Broadband Tech > Security > Security > Security Flaws in Universal Plug-n-Play: Unplug, Don't Play

Security Flaws in Universal Plug-n-Play: Unplug, Don't Play

»www.grc.com/unpnp/unpnp.htm. Been using this for years.

reply to Cabal
UPnP has been disabled for years in services.msc. I've never had a problem with a device failing to work.

Also turned off in any router too - some ship with it on by default.

Yep. I think it's on by default in pretty much every router. The funny thing is, I can't think of a reason why it should even be there.
--
"I fear the day that technology will surpass our human interaction. The world will have a generation of idiots." ~ Albert Einstein

reply to Cabal
This borrows heavily on what you already posted.

Researchers Find Serious Security Flaws in Universal Plug and Play

• »www.wired.com/threatlevel/2013/0···y-flaws/

»twitter.com/KimZetter/status/296···95177728

reply to Juggernaut

I see. I'm not a gamer, so it's something I've not encountered. Thanks.

reply to Juggernaut

Of course, as I build my own boxes. I set up my mobo's by hand to tweak the performance, and eliminate this kind of stuff.

reply to Juggernaut

Bud, as I've stated, I've never needed it with any prog or device yet. And, I do practice safe hex.

Good. I do the same.

Example of just two usages:
* dynamic port assignment - torrent app. New (random) port is forwarded on the router every time it starts. Port is immediately closed when it's done.
* almost static port assignment (I may change it time to time) - SIP server, FreeSWITCH. Achieved convenience is - I change it in one place (SIP server's configuration) only.

Again, IT life is not simple like black and white.
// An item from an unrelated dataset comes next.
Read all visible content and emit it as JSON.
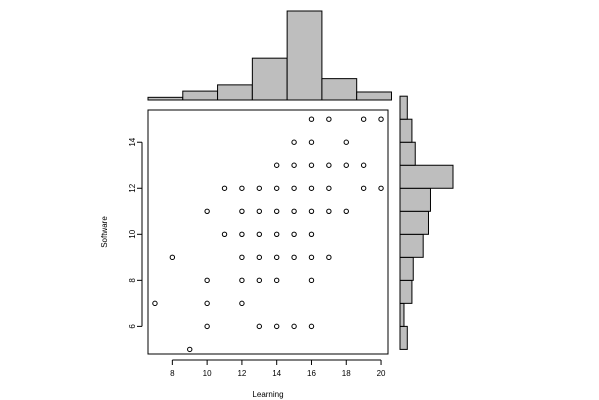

It may bring you benefits and desired automation, but one has to learn how to use it safely (because there are always people, who want to exploit everything at their disposal against gullible and naive). Another controversial for some example - I use actively ActiveX without security problems. Or, JavaScript is always on, whatever site I visit (Flash, on the other hand, can be started on my demand only and BTW, on all my computers its elevated privileges are removed, search this forum for my posts how to do it). And at the same time, I don't run any AV products all the time. I simply don't need them, because I do what you're doing -- practice safe hex

The main problem INHO sits on a chair and clicks on any links or buttons it sees...
--
Keep it simple, it'll become complex by itself...

The 'Zombie Surfer'! *Gasp*

reply to Juggernaut
I ran the scan myself, I just inputted junk data into the program and it accepted it.

reply to Cabal
Haven't used what could be classed as a "home router" in a long time... what's UPNP? [/sarcasm]

Good read otherwise.

Regards

reply to Cabal
Their application to determine if you have these "flaws" requires full name, physical address, phone number, email address etc. in order to "register" your free program. You cannot use the "free" program until you cough up the personal information.

So, I deleted the program. Why didn't you warn us? I would not have downloaded this crap if you had warned us!

I had to enable UPnP in my router many years ago. It is still enabled and will remain so.
--
When governments fear people, there is liberty. When the people fear the government, there is tyranny. Thomas Jefferson

reply to Cabal
Is there a remote test to determine if your Upnp implementation is vulnerable?

Everything posted so far here requires installing test software on a windows PC. None of them run on Mac. I have an airport extreme (Time Capsule) router and run Upnp for Vonage and for back to my Mac.

I'm not seeing any Apple products, the ABES, TC, etc on any of the hardware lists unless I am missing something. I'm assuming because Apple uses NAT-PMP.

reply to Mele20
For the registration, as mentioned previously you can enter anything in there. I just put x x x x x on down.